La division générale n’a pas ignoré la preuve de la prestataire concernant les malentendus avec la Commission

[42] La prestataire affirme que la division générale a ignoré sa preuve concernant ses échanges avec la Commission, les tentatives de la Commission de communiquer avec elle par téléphone et par courriel, et sa tentative de télécopier à la Commission ses documents de recherche d’emploi. Elle fait remarquer que cette preuve montre deux choses. Premièrement, la Commission a déformé la preuve concernant les appels téléphoniques de son personnel. Deuxièmement, elle n’a pas agi de façon judiciaire lorsqu’elle a réexaminé la demande.

[43] La division générale a examiné l’explication de la Commission sur ce qui l’a amenée à réexaminer la demande, ainsi que la preuve à l’appui (paragraphes 14 et 29). C’est la division générale qui doit examiner et soupeser la preuveNote de bas de page 27. Je ne peux pas réévaluer la preuve ou poser un nouveau regard sur les faits ou la crédibilité de la preuve.

[44] La division générale n’a pas ignoré ou mal compris la preuve de la prestataire au sujet des malentendus avec la Commission concernant sa recherche d’emploi. Elle a examiné la preuve de la Commission et de la prestataire (paragraphes 34 et 41 à 43). Elle a conclu que la Commission n’avait pas demandé à la prestataire de fournir des renseignements sur sa recherche d’emploi et que cette dernière n’en avait pas fourni en août 2024 (paragraphe 45).

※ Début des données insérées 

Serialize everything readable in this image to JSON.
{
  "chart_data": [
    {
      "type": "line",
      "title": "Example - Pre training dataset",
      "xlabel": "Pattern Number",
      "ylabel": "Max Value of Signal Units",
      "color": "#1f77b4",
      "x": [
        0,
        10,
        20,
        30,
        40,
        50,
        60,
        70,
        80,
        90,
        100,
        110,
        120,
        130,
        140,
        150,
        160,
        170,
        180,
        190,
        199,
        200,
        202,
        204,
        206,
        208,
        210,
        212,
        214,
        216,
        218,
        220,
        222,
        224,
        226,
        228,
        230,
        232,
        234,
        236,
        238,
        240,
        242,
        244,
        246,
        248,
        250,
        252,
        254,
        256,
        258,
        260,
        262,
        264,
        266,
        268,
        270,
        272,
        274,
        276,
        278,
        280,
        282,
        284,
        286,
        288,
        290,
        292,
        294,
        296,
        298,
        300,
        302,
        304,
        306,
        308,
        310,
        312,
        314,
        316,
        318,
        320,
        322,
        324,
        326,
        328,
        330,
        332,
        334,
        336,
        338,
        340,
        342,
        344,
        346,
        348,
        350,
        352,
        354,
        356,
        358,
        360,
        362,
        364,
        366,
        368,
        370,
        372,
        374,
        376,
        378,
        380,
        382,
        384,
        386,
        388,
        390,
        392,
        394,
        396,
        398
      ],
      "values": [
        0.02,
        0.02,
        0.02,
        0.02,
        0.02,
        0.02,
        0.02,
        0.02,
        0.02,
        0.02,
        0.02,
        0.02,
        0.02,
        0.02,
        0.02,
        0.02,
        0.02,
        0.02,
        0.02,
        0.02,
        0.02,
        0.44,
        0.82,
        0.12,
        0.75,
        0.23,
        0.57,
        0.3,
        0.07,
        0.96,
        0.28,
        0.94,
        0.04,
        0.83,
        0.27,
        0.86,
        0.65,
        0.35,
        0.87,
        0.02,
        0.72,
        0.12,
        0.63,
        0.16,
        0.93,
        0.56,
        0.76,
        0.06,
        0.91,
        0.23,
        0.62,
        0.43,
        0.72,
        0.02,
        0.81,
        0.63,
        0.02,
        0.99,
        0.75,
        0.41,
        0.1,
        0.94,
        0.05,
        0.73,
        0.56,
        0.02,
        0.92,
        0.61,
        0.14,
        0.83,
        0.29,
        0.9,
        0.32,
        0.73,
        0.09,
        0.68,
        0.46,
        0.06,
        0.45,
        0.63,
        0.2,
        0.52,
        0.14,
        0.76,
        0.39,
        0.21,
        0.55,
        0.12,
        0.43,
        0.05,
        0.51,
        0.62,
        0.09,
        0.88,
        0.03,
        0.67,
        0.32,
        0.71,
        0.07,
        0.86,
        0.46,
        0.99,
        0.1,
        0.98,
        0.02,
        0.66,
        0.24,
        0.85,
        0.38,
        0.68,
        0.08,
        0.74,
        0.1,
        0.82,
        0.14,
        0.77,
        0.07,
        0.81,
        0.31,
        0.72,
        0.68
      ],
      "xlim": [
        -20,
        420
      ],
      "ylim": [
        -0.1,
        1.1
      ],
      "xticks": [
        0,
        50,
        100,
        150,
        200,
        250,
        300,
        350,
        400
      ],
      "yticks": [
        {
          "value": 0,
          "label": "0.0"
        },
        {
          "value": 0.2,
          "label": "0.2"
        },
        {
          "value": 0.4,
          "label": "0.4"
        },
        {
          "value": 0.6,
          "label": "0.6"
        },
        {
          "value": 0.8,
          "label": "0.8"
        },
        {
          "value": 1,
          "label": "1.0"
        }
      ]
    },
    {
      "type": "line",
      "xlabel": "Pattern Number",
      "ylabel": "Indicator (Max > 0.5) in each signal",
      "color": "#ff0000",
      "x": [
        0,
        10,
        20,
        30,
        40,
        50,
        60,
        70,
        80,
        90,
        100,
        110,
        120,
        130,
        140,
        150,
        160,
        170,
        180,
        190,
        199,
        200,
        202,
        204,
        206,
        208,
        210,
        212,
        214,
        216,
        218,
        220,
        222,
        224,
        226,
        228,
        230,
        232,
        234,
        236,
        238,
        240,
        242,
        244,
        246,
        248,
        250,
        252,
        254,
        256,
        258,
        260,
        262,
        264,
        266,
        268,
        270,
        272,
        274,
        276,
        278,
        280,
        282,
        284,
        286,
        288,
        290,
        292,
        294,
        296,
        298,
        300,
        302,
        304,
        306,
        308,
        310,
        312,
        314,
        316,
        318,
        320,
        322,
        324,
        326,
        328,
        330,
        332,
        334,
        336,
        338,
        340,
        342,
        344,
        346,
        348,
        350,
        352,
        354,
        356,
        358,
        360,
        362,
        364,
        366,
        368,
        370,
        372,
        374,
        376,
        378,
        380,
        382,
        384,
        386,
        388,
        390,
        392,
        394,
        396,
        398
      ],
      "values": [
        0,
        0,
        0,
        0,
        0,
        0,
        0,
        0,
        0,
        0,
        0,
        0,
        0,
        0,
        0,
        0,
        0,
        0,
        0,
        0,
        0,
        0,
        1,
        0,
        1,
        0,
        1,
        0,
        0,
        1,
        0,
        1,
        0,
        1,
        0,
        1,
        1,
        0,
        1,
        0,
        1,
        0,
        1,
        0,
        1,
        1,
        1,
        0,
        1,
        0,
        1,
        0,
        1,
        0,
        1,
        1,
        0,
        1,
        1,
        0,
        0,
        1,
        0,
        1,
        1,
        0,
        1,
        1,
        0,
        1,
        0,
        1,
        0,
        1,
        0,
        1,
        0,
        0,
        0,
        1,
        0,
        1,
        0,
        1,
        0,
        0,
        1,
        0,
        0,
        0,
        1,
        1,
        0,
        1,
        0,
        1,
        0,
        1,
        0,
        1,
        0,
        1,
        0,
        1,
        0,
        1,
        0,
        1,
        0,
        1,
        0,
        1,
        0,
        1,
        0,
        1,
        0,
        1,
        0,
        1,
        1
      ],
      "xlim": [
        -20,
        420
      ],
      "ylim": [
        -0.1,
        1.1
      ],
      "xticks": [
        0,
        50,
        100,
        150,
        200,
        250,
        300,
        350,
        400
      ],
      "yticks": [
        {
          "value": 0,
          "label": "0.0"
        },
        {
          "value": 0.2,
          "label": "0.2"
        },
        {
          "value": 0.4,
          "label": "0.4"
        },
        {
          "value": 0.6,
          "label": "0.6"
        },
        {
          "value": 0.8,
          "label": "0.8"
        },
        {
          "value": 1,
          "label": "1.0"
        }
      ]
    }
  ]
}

La division générale n’a pas ignoré ou mal compris la preuve de la prestataire lorsqu’elle a décidé que celle-ci n’avait pas démontré sa disponibilité

[45] La division générale n’a pas ignoré ou mal compris la preuve de la prestataire en appliquant le critère sur la disponibilité qui provient de l’article 18(1)(a).

[46] La division générale a examiné la preuve de la prestataire et de la Commission au sujet de la volonté de retourner travailler (paragraphes 52 à 56). Puis elle a soupesé la preuve de la prestataire à la lumière de celle de la Commission. Elle a conclu que la preuve de la prestataire n’était pas crédible et a donné des motifs à l’appui (paragraphes 57 à 60).

[47] La division générale a examiné la preuve de la prestataire concernant ses démarches de recherche d’emploi (paragraphes 63 à 65).

[48] Elle a examiné la preuve de la prestataire et l’argument de la Commission au sujet de toute restriction personnelle de sa disponibilité (paragraphes 70, 71 et 73).

[49] Il n’était pas important que la Commission ait tous les éléments de preuve de la prestataire lorsqu’elle a décidé de sa disponibilité. La division générale a le pouvoir d’examiner la preuve des parties et de rendre la décision que la Commission aurait dû rendre. Et c’est ce qu’elle a fait, sans ignorer ni mal comprendre la preuve de la prestataire. Elle n’avait pas à accepter ses éléments de preuve ou ses arguments; elle devait les examiner, et c’est ce qu’elle a fait.

[50] Par conséquent, on ne peut pas soutenir que la division générale a commis une erreur de fait importante.

Conclusion

[51] La prestataire n’a pas montré qu’il est possible de soutenir que la division générale a commis une erreur qui pourrait changer l’issue de son appel. Et je n’ai trouvé aucun argument défendable en ce sens.

[52] Par conséquent, son appel n’a aucune chance raisonnable de succès. Je ne peux pas lui donner la permission de faire appel de la décision de la division générale.